I've had people do these very things when I said something complementary to them, and it's really disconcerting. I've always been taught that the proper way to receive a complement was to graciously accept it and say "thank you." But THAT sure doesn't seem very humble.

Or, does being humble mean that I should belittle myself, never thinking that what I can do is of any significant value? How can I be humble if I honestly know I can do a certain thing well?

Then there's the problem of being TOO humble. How easy it is for me to fall into this trap, as so wonderfully expressed in this quote: "[He] has become humble...all virtues are less formidable [...] once the man is aware of them, but this is especially true of humility. Catch him at the moment when he is really poor in spirit and smuggle into his mind the gratifying reflection, 'By Jove! I'm being humble!', and almost immediately pride--pride at his own humility--will appear.

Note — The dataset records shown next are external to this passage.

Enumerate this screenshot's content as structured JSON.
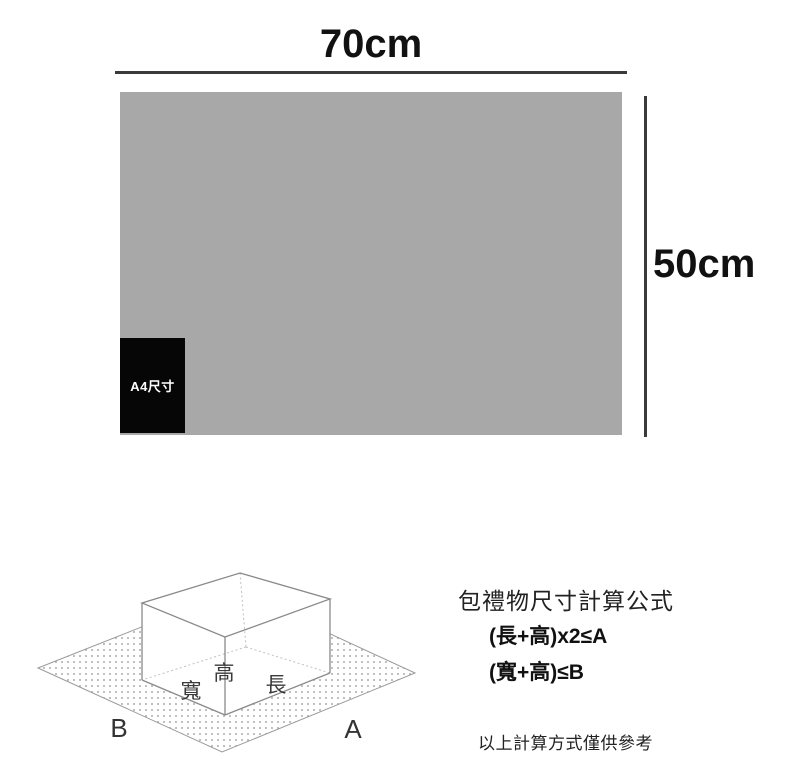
{
  "colors": {
    "paper_gray": "#a8a8a8",
    "dimension_line": "#3a3a3a",
    "a4_black": "#060606",
    "a4_text": "#ffffff",
    "box_edge": "#8a8a8a",
    "box_hidden_edge": "#c0c0c0",
    "sheet_dot": "#ababab",
    "text_dark": "#111111"
  },
  "paper": {
    "width_label": "70cm",
    "height_label": "50cm",
    "a4_label": "A4尺寸"
  },
  "diagram": {
    "width_label": "寬",
    "height_label": "高",
    "length_label": "長",
    "side_b_label": "B",
    "side_a_label": "A"
  },
  "formula": {
    "title": "包禮物尺寸計算公式",
    "line1": "(長+高)x2≤A",
    "line2": "(寬+高)≤B",
    "note": "以上計算方式僅供參考"
  }
}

If he awakes to the danger and tries to smother this new form of pride, make him proud of his attempt--and so on, through as many stages as you please."

That's from C. S. Lewis's "The Screwtape Letters". I'm just now reading it for the first time, and chapter 14 has given me so much to think about on this subject. It has also helped me see that having a low opinion of myself in an attempt to feel "humble" is a lie from Satan. Another Lewis quote:

"Let him think of [humility] not as a self-forgetfulness but as a certain kind of opinion (namely, a low opinion) of his own talents and character. [...] Fix in his mind the idea that humility consists in trying to believe those talents to be less valuable than he believes them to be...By this method thousands of humans have been brought to think that humility means pretty women trying to believe they are ugly and clever men trying to believe they are fools. And since what they are trying to believe may, in some cases, be manifest nonsense, they cannot succeed in believing it and we have the chance of keeping their minds endlessly revolving on themselves in an effort to achieve the impossible."

But finally I'm getting a grasp on what true humility means--turning my attention from myself and what I can do to God and to the people around me. I sure don't practice it, and it seems almost impossible. But at least I have something to strive for. More from "The Screwtape Letters":

"[God] wants to bring man to a state of mind in which he could design the best cathedral in the world, and know it to be the best, and rejoice in the fact, without being any more (or less) or otherwise glad at having done it then he would be if it had been done by another. [God] wants him, in the end, to be so free from any bias in his own favor that he can rejoice in his own talents as frankly and gratefully as in his neighbor's talents--or in a sunrise, an elephant, or a waterfall...[God] would rather that the man thought himself a great architect or a great poet and then forgot about it, than that he should spend much time and pains trying to think himself a bad one."
eleneariel: (Default)
I just got my hands on HP#5!! Yay!

(Did I get it before you did, [livejournal.com profile] savetheolives?)